With liberties and rights come responsibilities - firstly, the responsibility to protect those liberties and rights, as mentioned above, by not giving in to those who wish to censor us. Secondly, to use those liberties and rights responsibly. There are some who say that freedom of speech is not absolute, that there are necessary strictures that we have to observe to all live together in harmony. No. There is an obvious courtesy one should observe when possible so that we can all live in harmony, but sometimes such courtesy comes second to the necessity of speaking out. The Jyllands-Posten didn't have to publish those cartoons - the point they made by doing so was a rather weak, badly made one - but the subsequent publications were absolutely necessary, just as 'The Life of Brian' was necessary; change and progress does not come from placating those who would censor us. Any freedom is not a freedom if it is limited; otherwise it is a mere allowance given to us by those who do the limiting, and just as you let them give, you let them take away.

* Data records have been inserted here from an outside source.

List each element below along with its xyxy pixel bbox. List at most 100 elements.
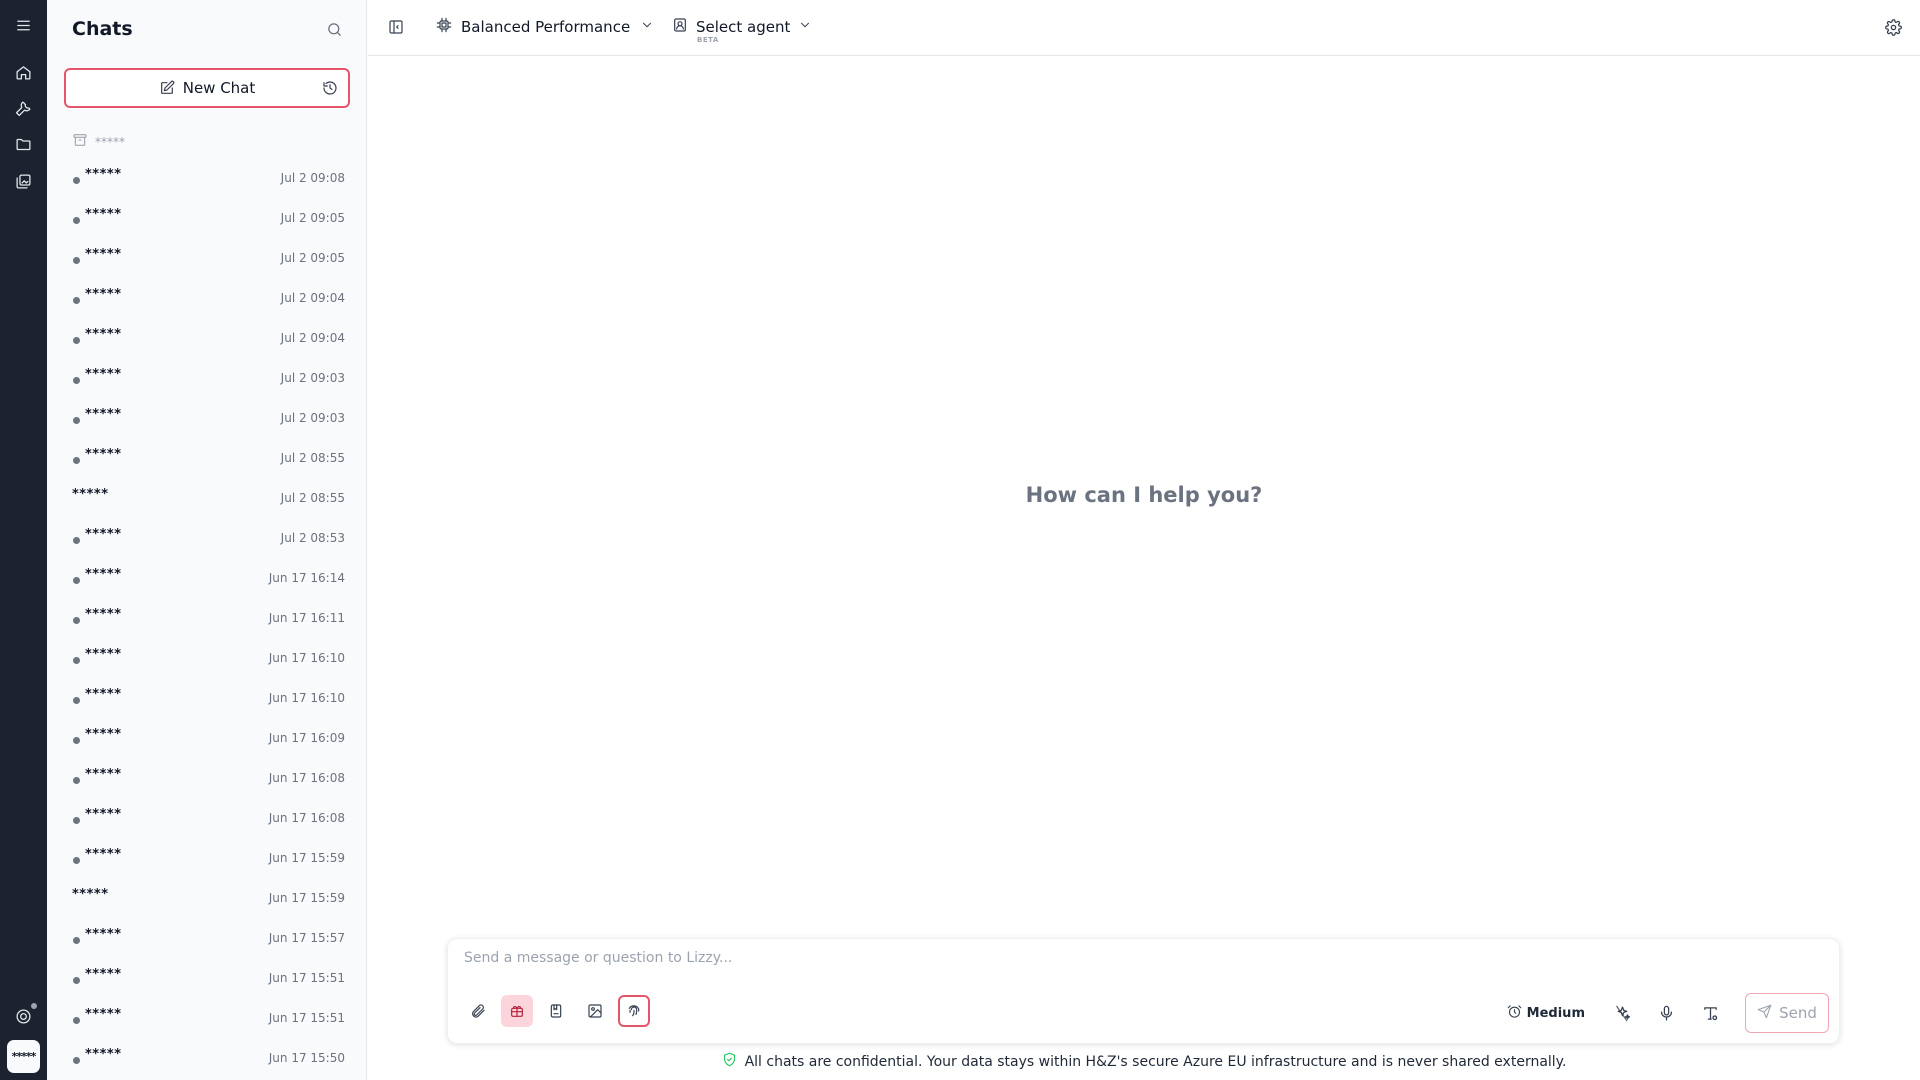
chat-name: ***** <box>85 567 122 582</box>
archive-label: ***** <box>95 134 125 149</box>
tool-package-icon[interactable] <box>501 995 533 1027</box>
chat-name: ***** <box>85 167 122 182</box>
chat-list-item[interactable]: ***** Jun 17 15:50 <box>47 1038 366 1078</box>
text-format-icon[interactable] <box>1701 1004 1719 1022</box>
menu-icon[interactable] <box>0 10 47 40</box>
chat-list-item[interactable]: ***** Jul 2 09:05 <box>47 238 366 278</box>
new-chat-label: New Chat <box>182 79 256 97</box>
home-icon[interactable] <box>0 57 47 87</box>
chat-timestamp: Jun 17 16:08 <box>268 771 345 785</box>
chat-status-dot <box>73 737 80 744</box>
chat-name: ***** <box>85 407 122 422</box>
chat-list-item[interactable]: ***** Jun 17 16:10 <box>47 638 366 678</box>
chat-list-item[interactable]: ***** Jul 2 09:03 <box>47 358 366 398</box>
notebook-icon[interactable] <box>540 995 572 1027</box>
chat-status-dot <box>73 577 80 584</box>
microphone-icon[interactable] <box>1657 1004 1675 1022</box>
chat-list-item[interactable]: ***** Jun 17 15:51 <box>47 958 366 998</box>
send-button[interactable]: Send <box>1745 993 1829 1033</box>
chat-timestamp: Jul 2 08:55 <box>280 491 345 505</box>
chat-list-item[interactable]: ***** Jul 2 09:03 <box>47 398 366 438</box>
chat-status-dot <box>73 857 80 864</box>
chat-timestamp: Jun 17 16:10 <box>268 651 345 665</box>
chat-list-item[interactable]: ***** Jun 17 16:14 <box>47 558 366 598</box>
agent-icon <box>672 17 696 37</box>
model-selector[interactable]: Balanced Performance <box>436 17 654 37</box>
chevron-down-icon <box>630 18 654 36</box>
shield-check-icon <box>722 1052 745 1071</box>
chat-list-item[interactable]: ***** Jun 17 15:57 <box>47 918 366 958</box>
image-icon[interactable] <box>579 995 611 1027</box>
chat-timestamp: Jun 17 16:09 <box>268 731 345 745</box>
history-icon[interactable] <box>322 80 338 96</box>
chat-timestamp: Jul 2 09:03 <box>280 371 345 385</box>
chat-timestamp: Jul 2 09:08 <box>280 171 345 185</box>
chat-list-item[interactable]: ***** Jun 17 15:59 <box>47 878 366 918</box>
chat-list-item[interactable]: ***** Jul 2 08:55 <box>47 478 366 518</box>
archive-row[interactable]: ***** <box>72 132 125 151</box>
message-composer: Send a message or question to Lizzy... M… <box>447 938 1840 1044</box>
chat-status-dot <box>73 177 80 184</box>
chat-name: ***** <box>85 967 122 982</box>
chat-name: ***** <box>85 447 122 462</box>
agent-selector[interactable]: Select agent BETA <box>672 17 812 44</box>
edit-icon <box>159 80 175 96</box>
chat-status-dot <box>73 297 80 304</box>
notice-text: All chats are confidential. Your data st… <box>744 1053 1567 1070</box>
gallery-icon[interactable] <box>0 166 47 196</box>
wrench-icon[interactable] <box>0 93 47 123</box>
chat-list-item[interactable]: ***** Jul 2 08:53 <box>47 518 366 558</box>
chat-list-item[interactable]: ***** Jul 2 09:04 <box>47 278 366 318</box>
chat-name: ***** <box>85 607 122 622</box>
chat-timestamp: Jun 17 15:59 <box>268 851 345 865</box>
topbar: Balanced Performance Select agent BETA <box>368 0 1920 56</box>
chat-timestamp: Jun 17 15:51 <box>268 1011 345 1025</box>
chat-list-item[interactable]: ***** Jul 2 09:08 <box>47 158 366 198</box>
chat-name: ***** <box>85 927 122 942</box>
chat-status-dot <box>73 417 80 424</box>
gear-icon[interactable] <box>1885 19 1902 36</box>
notification-dot <box>31 1003 37 1009</box>
chat-list-item[interactable]: ***** Jul 2 08:55 <box>47 438 366 478</box>
sparkles-icon[interactable] <box>1613 1004 1631 1022</box>
sidebar-title: Chats <box>72 18 133 40</box>
beta-badge: BETA <box>697 36 719 44</box>
chat-timestamp: Jun 17 16:11 <box>268 611 345 625</box>
folder-icon[interactable] <box>0 129 47 159</box>
chat-list-item[interactable]: ***** Jul 2 09:05 <box>47 198 366 238</box>
sidebar-toggle-icon[interactable] <box>388 19 404 35</box>
chat-name: ***** <box>72 487 109 502</box>
chat-timestamp: Jul 2 09:04 <box>280 291 345 305</box>
avatar[interactable]: ***** <box>7 1040 40 1073</box>
chat-list-item[interactable]: ***** Jun 17 16:08 <box>47 798 366 838</box>
chat-list-item[interactable]: ***** Jun 17 16:10 <box>47 678 366 718</box>
chat-status-dot <box>73 377 80 384</box>
chat-status-dot <box>73 657 80 664</box>
chat-timestamp: Jun 17 15:50 <box>268 1051 345 1065</box>
chat-list-item[interactable]: ***** Jun 17 16:09 <box>47 718 366 758</box>
agent-label: Select agent <box>696 18 791 36</box>
chat-name: ***** <box>85 1047 122 1062</box>
chat-list-item[interactable]: ***** Jul 2 09:04 <box>47 318 366 358</box>
chat-timestamp: Jun 17 16:14 <box>268 571 345 585</box>
chat-name: ***** <box>72 887 109 902</box>
chat-list-item[interactable]: ***** Jun 17 16:11 <box>47 598 366 638</box>
fingerprint-icon[interactable] <box>618 995 650 1027</box>
chat-list-item[interactable]: ***** Jun 17 16:08 <box>47 758 366 798</box>
effort-selector[interactable]: Medium <box>1507 1004 1585 1023</box>
support-icon[interactable] <box>0 1001 47 1031</box>
chat-status-dot <box>73 617 80 624</box>
chevron-down-icon <box>790 18 812 36</box>
attach-icon[interactable] <box>462 995 494 1027</box>
chat-status-dot <box>73 257 80 264</box>
chat-name: ***** <box>85 727 122 742</box>
chat-list-item[interactable]: ***** Jun 17 15:59 <box>47 838 366 878</box>
chat-name: ***** <box>85 247 122 262</box>
chat-name: ***** <box>85 207 122 222</box>
chat-status-dot <box>73 337 80 344</box>
new-chat-button[interactable]: New Chat <box>64 68 350 108</box>
search-icon[interactable] <box>326 21 344 39</box>
chat-list-item[interactable]: ***** Jun 17 15:51 <box>47 998 366 1038</box>
message-input[interactable]: Send a message or question to Lizzy... <box>464 950 732 966</box>
chat-name: ***** <box>85 847 122 862</box>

Unfortunately, there are always those who will abuse their freedoms (which is not, of course a reason not to have them). If I am to have absolute freedom of speech, then unfortunately so must far-right groups and fundamentalist preachers. For their speech to be curtailed, there must be a curtailer. In a classic "who will guard the guardians" case, it's better to have anarchy than slavery. Hence the British government's defeat on the Racial and Religious Hatred bill this week. Liberty prevailed over regulation. It's worrying, of course, to think of the BNP with free reign to spread their hate and lies, but, and this is where the Abu Hamza conviction is interesting. There are laws already covering public order offences, assault and incitement which can be used to police them, without ever transgressing their right to speak, as Abu Hamza has found out. Nick Griffin is free to talk about whatever he likes in private, with his own friends, however odious, and this is a good thing.

Another reason why the BNP and the like should not be censored is because of how they can twist such censorship to their own aims. It's rather crude, but the air of martyrdom and persecution presents them as freedom fighters and wins them votes. Rather, letting their views stand in the full blast of the oxygen of publicity is the only way of revealing the lies, misinformation and manipulation they use to present their racist agenda. You can't tell a BNP member that immigrants brought a net gain of £2.3bn to Britain in 2003 if you've already silenced the dialogue.

Similarly, you can't address the contradictions of Islamic fundamentalism if you self-censor for fear of causing offence, or, god forbid, for fear of causing riots, building-burning and murder. Seriously, it's like Kristallnacht out there. And this from a body of people whose media regularly caricature and lampoon Jews in the most derogatory fashion. When they're not proclaiming the destruction of Israel and Zionism, of course. Or threatening to "slay/massacre/annihilate those who mock Islam".

Which brings us back to the cartoons. It was right to publish them in the first place, and it was even more right to republish them is support of Denmark and the Jyllands-Posten after the initial outcry. The fact that buildings have been burnt and people killed is scary, but that is exactly what makes it so right - you cannot abandon the principals on which your life is founded simply because because the pawns of an anti-humanist organisation object with fire and bullet when you exercise those principals. Otherwise, what is the point of having them?